Students, technologists, lawyers, mentors, and judges of all ages and backgrounds packed The Cannon's space Saturday and Sunday for the Houston chapter's Global Legal Hackathon. Getty Images

Hackathons have been launching across the globe at an ever-increasing rate, providing opportunities for computer programmers and others involved in software development to collaborate on projects that solve problems.

Hackathons usually consist of a multi-day workshop in which individuals break into teams and compete against each other to win the approval of a panel of judges, often resulting in a prize. These events will have a specific theme or focus centered on problem solving in today's world using new technologies. Themes can vary from utilizing a new technology like blockchain, supporting a movement like mental illness awareness, or even just working to develop a brand-new app that solves a problem previously not considered.

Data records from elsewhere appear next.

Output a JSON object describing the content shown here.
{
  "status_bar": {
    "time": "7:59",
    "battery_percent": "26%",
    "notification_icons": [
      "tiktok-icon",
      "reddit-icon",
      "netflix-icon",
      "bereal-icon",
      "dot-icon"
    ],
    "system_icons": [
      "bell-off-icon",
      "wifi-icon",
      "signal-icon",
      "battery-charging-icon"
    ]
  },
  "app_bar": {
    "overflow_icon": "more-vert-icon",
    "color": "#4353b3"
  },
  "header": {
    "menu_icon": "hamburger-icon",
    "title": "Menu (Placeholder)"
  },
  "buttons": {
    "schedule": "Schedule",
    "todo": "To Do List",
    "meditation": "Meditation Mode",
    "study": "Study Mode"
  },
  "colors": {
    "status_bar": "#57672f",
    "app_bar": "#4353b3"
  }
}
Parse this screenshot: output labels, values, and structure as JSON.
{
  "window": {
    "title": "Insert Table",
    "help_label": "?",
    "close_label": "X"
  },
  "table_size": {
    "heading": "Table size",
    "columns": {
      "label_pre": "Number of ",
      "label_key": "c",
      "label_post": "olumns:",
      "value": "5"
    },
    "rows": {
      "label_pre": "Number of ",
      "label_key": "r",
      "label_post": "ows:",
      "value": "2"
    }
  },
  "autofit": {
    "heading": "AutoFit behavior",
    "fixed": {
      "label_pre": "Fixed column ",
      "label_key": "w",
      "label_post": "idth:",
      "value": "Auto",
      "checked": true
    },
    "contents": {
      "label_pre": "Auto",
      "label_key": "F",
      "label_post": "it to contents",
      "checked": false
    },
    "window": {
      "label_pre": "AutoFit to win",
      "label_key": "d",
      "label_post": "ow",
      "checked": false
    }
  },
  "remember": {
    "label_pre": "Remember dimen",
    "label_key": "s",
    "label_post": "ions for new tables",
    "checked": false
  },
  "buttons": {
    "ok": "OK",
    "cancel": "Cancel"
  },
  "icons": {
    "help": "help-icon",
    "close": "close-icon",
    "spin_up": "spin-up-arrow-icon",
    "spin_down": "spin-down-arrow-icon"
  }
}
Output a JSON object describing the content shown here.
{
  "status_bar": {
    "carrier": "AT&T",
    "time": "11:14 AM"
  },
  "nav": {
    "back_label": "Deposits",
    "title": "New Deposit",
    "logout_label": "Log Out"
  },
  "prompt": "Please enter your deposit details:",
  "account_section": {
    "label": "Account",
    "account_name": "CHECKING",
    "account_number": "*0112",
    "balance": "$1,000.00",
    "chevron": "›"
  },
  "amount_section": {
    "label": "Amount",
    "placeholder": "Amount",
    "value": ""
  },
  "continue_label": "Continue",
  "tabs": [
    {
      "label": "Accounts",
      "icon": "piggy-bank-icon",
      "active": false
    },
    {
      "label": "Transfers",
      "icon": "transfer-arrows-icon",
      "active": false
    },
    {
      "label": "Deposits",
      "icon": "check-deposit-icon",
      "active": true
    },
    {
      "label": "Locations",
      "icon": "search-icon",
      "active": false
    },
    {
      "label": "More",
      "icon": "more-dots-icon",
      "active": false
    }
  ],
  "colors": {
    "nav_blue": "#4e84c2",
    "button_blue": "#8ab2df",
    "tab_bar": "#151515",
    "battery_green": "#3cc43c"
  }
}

Global Legal Hackathon is a nonprofit entity that organizes legal groups across the globe. Since launching, GLH has hosted over 6,000 participants in 24 different countries. The primary goal for these events is to bring together people under a unified vision to develop solutions that improve the legal industry. Last weekend, GLH hosted over 5000 hackathons across the world, with a winner from each location moving onto the next round.

The Houston branch manager for the Global Legal Hackathon is Internetbar.org Institute. IBO organizes, gathers mentors, manages, and provides support for all legal hackathons in Houston. Christy Leos, the director of operations of IBO, described their mission as an "aim to support those who need critical help more efficiently, and change processes that no longer serve the people."

The president of IBO, Jeff Aresty, expanded on this mission.

"Like previous generations, we too must rely upon failed justice institutions and laws to protect those who are excluded from society, protect the climate, and eradicate poverty. In the meantime, the online society which now amounts to over half the world, is dominated by everyone else in civil society who are engaging in all kinds of online activity that may connect us with each other – but do very little to effectively bring fairness and freedom to us all."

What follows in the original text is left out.